Vuelta al Colegio



   Volví a Buenos Aires. Conforme el micro se acercaba a la ciudad, una apoteosis de humo cubría el cielo rosado del crepúsculo. Grúas, torres de electricidad, edificios en construcción… apenas puedo describir la depresión que todo eso me causaba, a tal punto mi espíritu se había fundido con el paisaje luminoso y sencillo de la costa. Ahora nos adentrábamos en los suburbios: casas sucias, gente miserable, galpones y –horror de horrores- fábricas… todo iluminado por focos amarillos, cuyos reflejos sobre el asfalto mojado por la lluvia eran tristes como un velorio…
   Por fin llegamos al centro, y su pompa arquitectónica tuvo el efecto de cambiar mi ánimo: la depresión se esfumó, para dar paso a un estado de expectación y alerta. ¿Cómo encontraría a mis compañeros?
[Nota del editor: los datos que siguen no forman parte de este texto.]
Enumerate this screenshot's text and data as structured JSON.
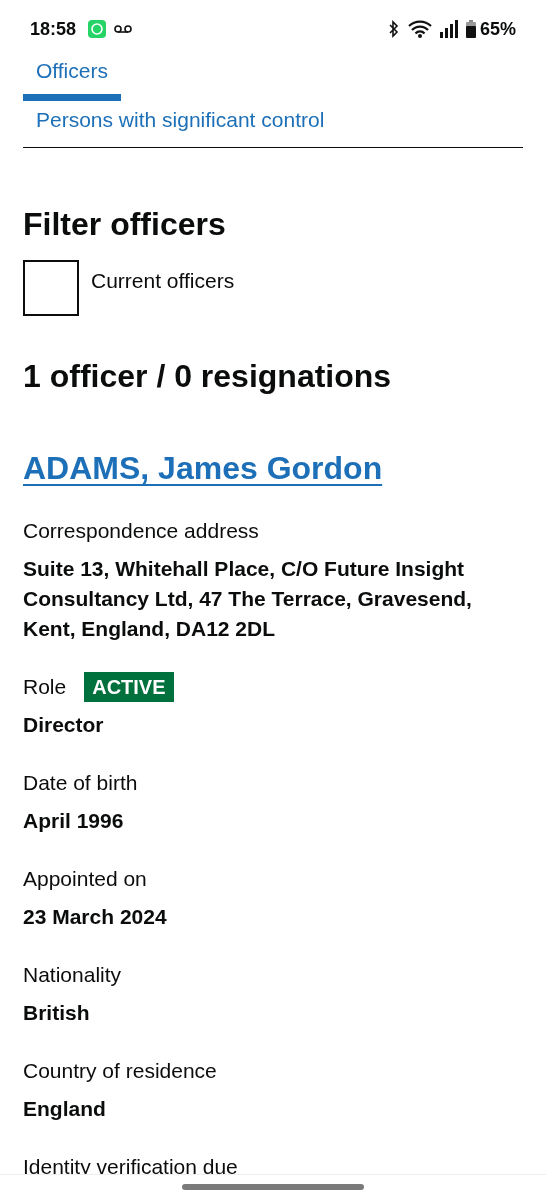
{
  "status_bar": {
    "time": "18:58",
    "battery": "65%"
  },
  "tabs": [
    {
      "label": "Officers",
      "selected": true
    },
    {
      "label": "Persons with significant control",
      "selected": false
    }
  ],
  "filter": {
    "heading": "Filter officers",
    "checkbox": {
      "label": "Current officers",
      "checked": false
    }
  },
  "summary": "1 officer / 0 resignations",
  "officer": {
    "name": "ADAMS, James Gordon",
    "details": [
      {
        "kind": "plain",
        "label": "Correspondence address",
        "value": "Suite 13, Whitehall Place, C/O Future Insight Consultancy Ltd, 47 The Terrace, Gravesend, Kent, England, DA12 2DL"
      },
      {
        "kind": "badge",
        "label": "Role",
        "badge": "ACTIVE",
        "value": "Director"
      },
      {
        "kind": "plain",
        "label": "Date of birth",
        "value": "April 1996"
      },
      {
        "kind": "plain",
        "label": "Appointed on",
        "value": "23 March 2024"
      },
      {
        "kind": "plain",
        "label": "Nationality",
        "value": "British"
      },
      {
        "kind": "plain",
        "label": "Country of residence",
        "value": "England"
      },
      {
        "kind": "label_only",
        "label": "Identity verification due"
      }
    ]
  }
}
Yo había cambiado ese verano, mi voz se puso más grave y pegué tremendo estirón… ya no sería el benjamín de la clase. Mi instinto se había vuelto difícil de controlar, la era del amor platónico pertenecía al pasado. Llegaba la hora de hundirme en las profundidades de la ciudad, y perder la virginidad de cuerpo y alma, para saciar al demonio que se había apoderado de mí.
   Por sobre todo me intrigaban los cambios anatómicos en mis compañeras de colegio, eso sería digno de ver.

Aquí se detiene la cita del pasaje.